The federal government is reviewing how it supports co-ops like hers. But like so many others, Neault doesn't want to leave Vancouver: "It's home. It's where my family is."
Despite the big city outside her community's door, Neault says, "I really can't imagine raising Sol anywhere else now."
Vancouver Co-housing, East Van
Shortly after Andrew Stephens-Rennie, his partner, Ericka, and their young son moved into Vancouver's first co-housing project at 1733 East 33rd Avenue, a mail carrier came by. "It looks like humans designed this place," the postie remarked in admiration.
When the co-housing community received its permit from the City of Vancouver on Feb. 22 this year to occupy its 31 units, 29 were already sold; the two remaining rental units had signed leases.
Centred around a shared courtyard, Vancouver Co-housing was designed by its own residents with 6,000 square feet of common amenity space. There are no darkened hallways. Instead, as Stephens-Rennie says, "there's connectivity and life and vibrancy to the space."
The property, assembled from three single-family lots, has a "common house" on the north end. Below its gabled roof is a yoga studio, office space, large kitchen, dining area and a kids' playroom. Families cook common meals several times a week; playtimes and office work are at the pleasure of residents.
It wasn't all built overnight. It took four years of monthly meetings to translate the future residents' vision and values into policy and infrastructure. Operating on a consensus basis -- as opposed to a 50 per cent plus one model -- decisions can take a long time. Stephens-Rennie defends it though, saying it means "most of the people get most of what they want, most of the time."

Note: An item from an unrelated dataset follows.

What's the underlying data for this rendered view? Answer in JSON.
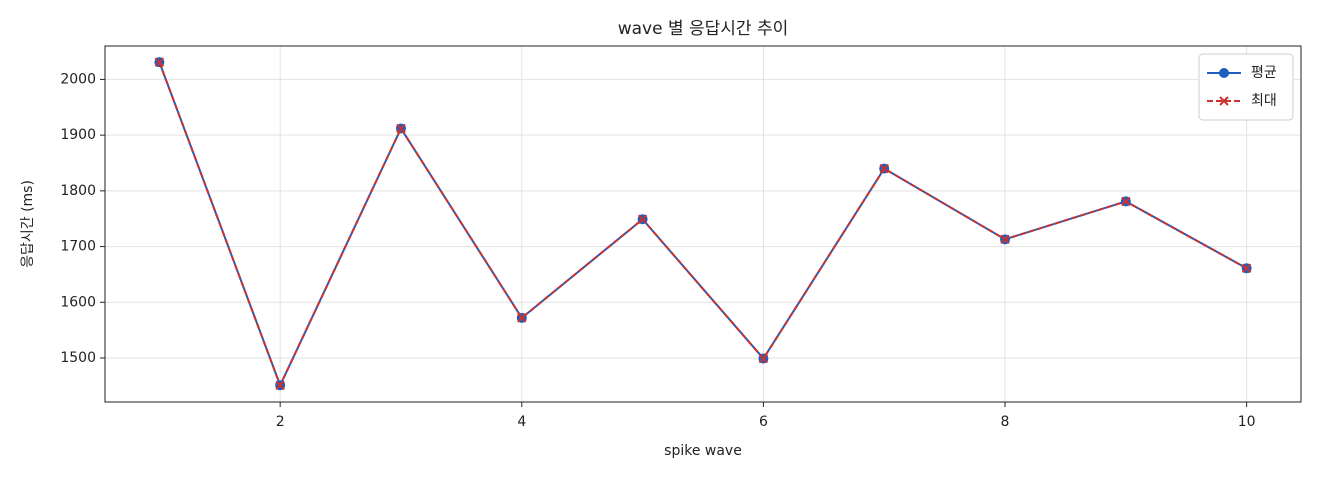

Stephens-Rennie has lived in the new multi-family community for less than four months, but he already has memories.
He's seen his three-year-old interact confidently with adults, as well as other children. When the couple's two-month-old was born at home, Stephens-Rennie walked out into the courtyard cradling the blanketed newborn. "One neighbour yelled, ‘Do you need coffee?'" he recalls. "Five minutes later there was a latte in my hand and one for Ericka as well."

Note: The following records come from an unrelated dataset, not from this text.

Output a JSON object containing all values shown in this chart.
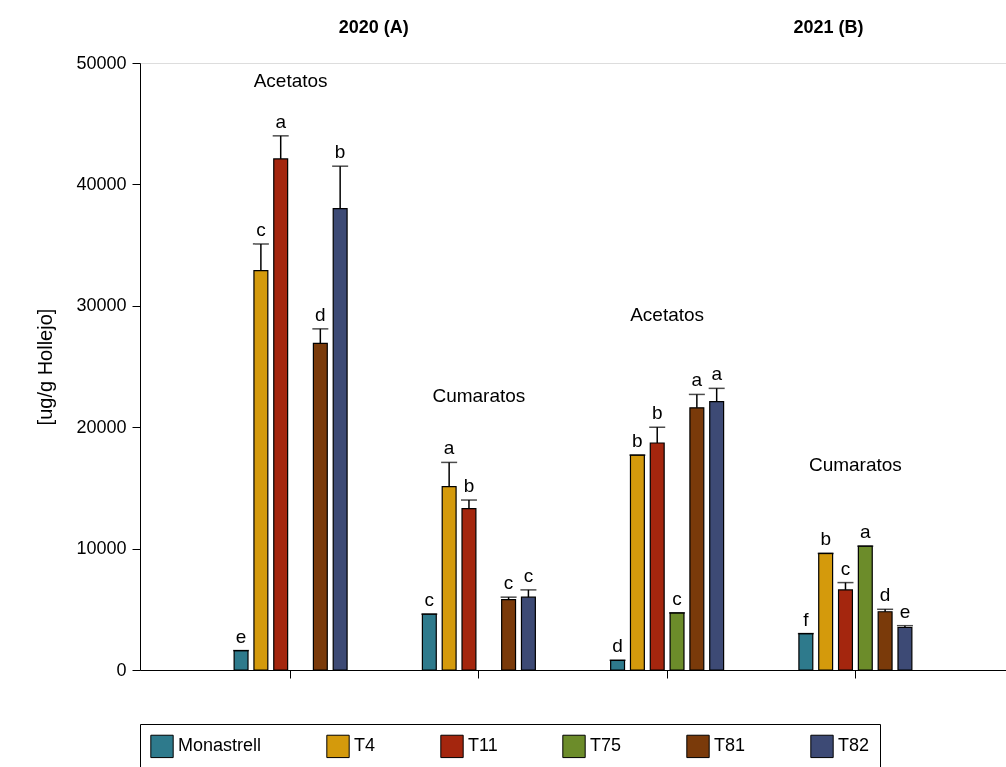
{
  "chart_data": {
    "type": "bar",
    "ylabel": "[ug/g Hollejo]",
    "categories": [
      null,
      null,
      null,
      null
    ],
    "ylim": [
      0,
      50000
    ],
    "yticks": [
      0,
      10000,
      20000,
      30000,
      40000,
      50000
    ],
    "grid": false,
    "legend": "bottom",
    "annotations": [
      "2020 (A)",
      "2021 (B)",
      "Acetatos",
      "Cumaratos",
      "Acetatos",
      "Cumaratos"
    ],
    "series": [
      {
        "name": "Monastrell",
        "color": "#2e7a8c",
        "values": [
          1600,
          4600,
          800,
          3000
        ],
        "errors": [
          null,
          null,
          null,
          null
        ],
        "value_labels": [
          "e",
          "c",
          "d",
          "f"
        ]
      },
      {
        "name": "T4",
        "color": "#d49a0c",
        "values": [
          32900,
          15100,
          17700,
          9600
        ],
        "errors": [
          2200,
          2000,
          null,
          null
        ],
        "value_labels": [
          "c",
          "a",
          "b",
          "b"
        ]
      },
      {
        "name": "T11",
        "color": "#a4260e",
        "values": [
          42100,
          13300,
          18700,
          6600
        ],
        "errors": [
          1900,
          700,
          1300,
          600
        ],
        "value_labels": [
          "a",
          "b",
          "b",
          "c"
        ]
      },
      {
        "name": "T75",
        "color": "#6c8c2a",
        "values": [
          null,
          null,
          4700,
          10200
        ],
        "errors": [
          null,
          null,
          null,
          null
        ],
        "value_labels": [
          null,
          null,
          "c",
          "a"
        ]
      },
      {
        "name": "T81",
        "color": "#7a3a0a",
        "values": [
          26900,
          5800,
          21600,
          4800
        ],
        "errors": [
          1200,
          200,
          1100,
          200
        ],
        "value_labels": [
          "d",
          "c",
          "a",
          "d"
        ]
      },
      {
        "name": "T82",
        "color": "#3d4a75",
        "values": [
          38000,
          6000,
          22100,
          3500
        ],
        "errors": [
          3500,
          600,
          1100,
          150
        ],
        "value_labels": [
          "b",
          "c",
          "a",
          "e"
        ]
      }
    ]
  }
}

But why invest money and time into building a home -- however utopian -- in a city of empty condos?
According to Stephens-Rennie, "part of it is that very thing, that we do have a housing problem." Beginning with his own co-housing project, Stephens-Rennie is committed to resisting the idea that Vancouver can't be affordable for everyone.
Vancouver Co-housing, built on land purchased at market rates, won't be the answer for all incomes. But Stephens-Rennie sees it as just one of many possible solutions to Vancouver's housing crisis.
As a community outreach worker at Christ Church Anglican Cathedral, he sees another in faith communities, major landowners in the city. "The church and other religious institutions really need to think about the use of their land and how they can be co-participants in finding solutions to the housing crisis," Stephens-Rennie says.
While Stephens-Rennie is the first to admit that seeking different ways of living is "a hell of a lot of work," he is simultaneously baffled by "our inability to imagine a different future." It would be nice if solutions were provided from above. But Stephens-Rennie argues that citizens can also find them from below.